Sur ces mots, elle sortit de la pièce à grandes enjambées. Il y eut un silence pesant.

« Et après, lâcha Ly en souriant, c’est moi qui ne suis pas diplomatique.

— Je vais aller la rejoindre, commença Kalia. Elle...

— Attends, coupa Ly. Tu ne veux pas essayer ?

— Je doute que je sois l’Élue, répliqua l’elfe. Il n’y a que pour les missions dangereuses mais inutiles qu’on me choisit.

— Tu as peut être le cœur pur, répliqua la reine. Viens essayer. »

Kalia hocha la tête et s’approcha du bureau à contrecœur. Elle tendit la main avec appréhension, toucha la garde de l’épée et poussa un cri de douleur.

« Perdu, fit Armand.

— Comme quoi, ajouta Ly, on peut être naïve sans avoir le cœur pure. »

Kalia lui jeta un regard mauvais.

« Je ne suis pas naïve ! répliqua-t-elle.
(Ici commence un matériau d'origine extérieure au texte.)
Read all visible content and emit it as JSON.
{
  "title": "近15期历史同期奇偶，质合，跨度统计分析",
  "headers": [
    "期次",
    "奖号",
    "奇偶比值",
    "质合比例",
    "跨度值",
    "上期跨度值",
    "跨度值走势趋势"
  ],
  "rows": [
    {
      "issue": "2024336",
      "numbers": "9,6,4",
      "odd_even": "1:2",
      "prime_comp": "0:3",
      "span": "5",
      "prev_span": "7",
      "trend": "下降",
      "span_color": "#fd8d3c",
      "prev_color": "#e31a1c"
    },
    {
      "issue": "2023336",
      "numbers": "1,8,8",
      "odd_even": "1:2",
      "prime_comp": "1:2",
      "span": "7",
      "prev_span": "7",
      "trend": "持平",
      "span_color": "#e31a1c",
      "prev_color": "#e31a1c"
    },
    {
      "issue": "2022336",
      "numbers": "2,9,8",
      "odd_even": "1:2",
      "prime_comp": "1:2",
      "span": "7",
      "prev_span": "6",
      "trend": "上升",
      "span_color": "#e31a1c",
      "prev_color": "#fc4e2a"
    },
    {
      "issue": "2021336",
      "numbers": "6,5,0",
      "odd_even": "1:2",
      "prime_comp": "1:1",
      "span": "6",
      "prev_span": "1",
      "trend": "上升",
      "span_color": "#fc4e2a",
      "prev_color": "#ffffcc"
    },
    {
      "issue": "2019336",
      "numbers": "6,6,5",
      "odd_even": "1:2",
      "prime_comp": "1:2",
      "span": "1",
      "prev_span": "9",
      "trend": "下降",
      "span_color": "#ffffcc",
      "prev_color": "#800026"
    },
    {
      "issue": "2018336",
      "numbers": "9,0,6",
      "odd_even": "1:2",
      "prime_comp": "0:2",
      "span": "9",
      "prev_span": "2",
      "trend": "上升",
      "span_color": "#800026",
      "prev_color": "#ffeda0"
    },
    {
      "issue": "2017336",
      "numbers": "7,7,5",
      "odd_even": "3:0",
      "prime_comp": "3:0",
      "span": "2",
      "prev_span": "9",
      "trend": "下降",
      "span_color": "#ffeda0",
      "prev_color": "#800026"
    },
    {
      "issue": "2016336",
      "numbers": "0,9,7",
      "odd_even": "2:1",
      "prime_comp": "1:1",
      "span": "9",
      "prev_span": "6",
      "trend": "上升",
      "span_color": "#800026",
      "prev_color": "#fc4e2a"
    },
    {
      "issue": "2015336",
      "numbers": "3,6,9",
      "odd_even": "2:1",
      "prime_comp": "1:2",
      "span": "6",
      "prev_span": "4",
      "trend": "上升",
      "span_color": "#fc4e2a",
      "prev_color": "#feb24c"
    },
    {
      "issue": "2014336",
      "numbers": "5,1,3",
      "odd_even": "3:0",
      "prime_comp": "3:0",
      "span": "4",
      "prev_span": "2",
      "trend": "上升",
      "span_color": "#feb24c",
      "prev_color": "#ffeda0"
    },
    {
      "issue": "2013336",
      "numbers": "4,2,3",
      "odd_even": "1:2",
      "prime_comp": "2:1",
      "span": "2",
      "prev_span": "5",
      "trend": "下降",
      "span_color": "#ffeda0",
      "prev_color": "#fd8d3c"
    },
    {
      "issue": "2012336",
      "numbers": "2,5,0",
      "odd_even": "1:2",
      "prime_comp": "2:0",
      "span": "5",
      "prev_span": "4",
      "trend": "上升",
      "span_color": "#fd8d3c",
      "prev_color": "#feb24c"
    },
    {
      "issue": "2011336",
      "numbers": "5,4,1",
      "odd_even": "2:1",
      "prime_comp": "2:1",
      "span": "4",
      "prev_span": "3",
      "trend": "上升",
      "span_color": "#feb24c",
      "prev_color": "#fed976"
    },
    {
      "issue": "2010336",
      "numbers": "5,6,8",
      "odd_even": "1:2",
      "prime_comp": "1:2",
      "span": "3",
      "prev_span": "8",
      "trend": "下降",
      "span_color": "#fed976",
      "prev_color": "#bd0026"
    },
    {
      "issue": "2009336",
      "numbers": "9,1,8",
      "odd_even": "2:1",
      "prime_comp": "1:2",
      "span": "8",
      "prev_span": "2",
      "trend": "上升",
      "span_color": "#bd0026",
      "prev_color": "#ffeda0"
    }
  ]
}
— Ah non ? Ça ne te surprenait pas qu’on envoie une elfe incompétente récupérer une épée pour sauver Erekh.

— Je ne suis pas incompétente ! »

Kalia baissa la tête et se mordit la lèvre.

« Bon, d’accord, reprit-elle, je suis un peu incompétente. Mais pas naïve. »

Elle se dirigea vers la porte, la tête baissée.

« Je suis vraiment désolée, dit la reine avant qu’elle ne parte. Je ne voulais pas te mettre en danger, ni te manipuler. Mais c’était nécessaire, tu comprends ?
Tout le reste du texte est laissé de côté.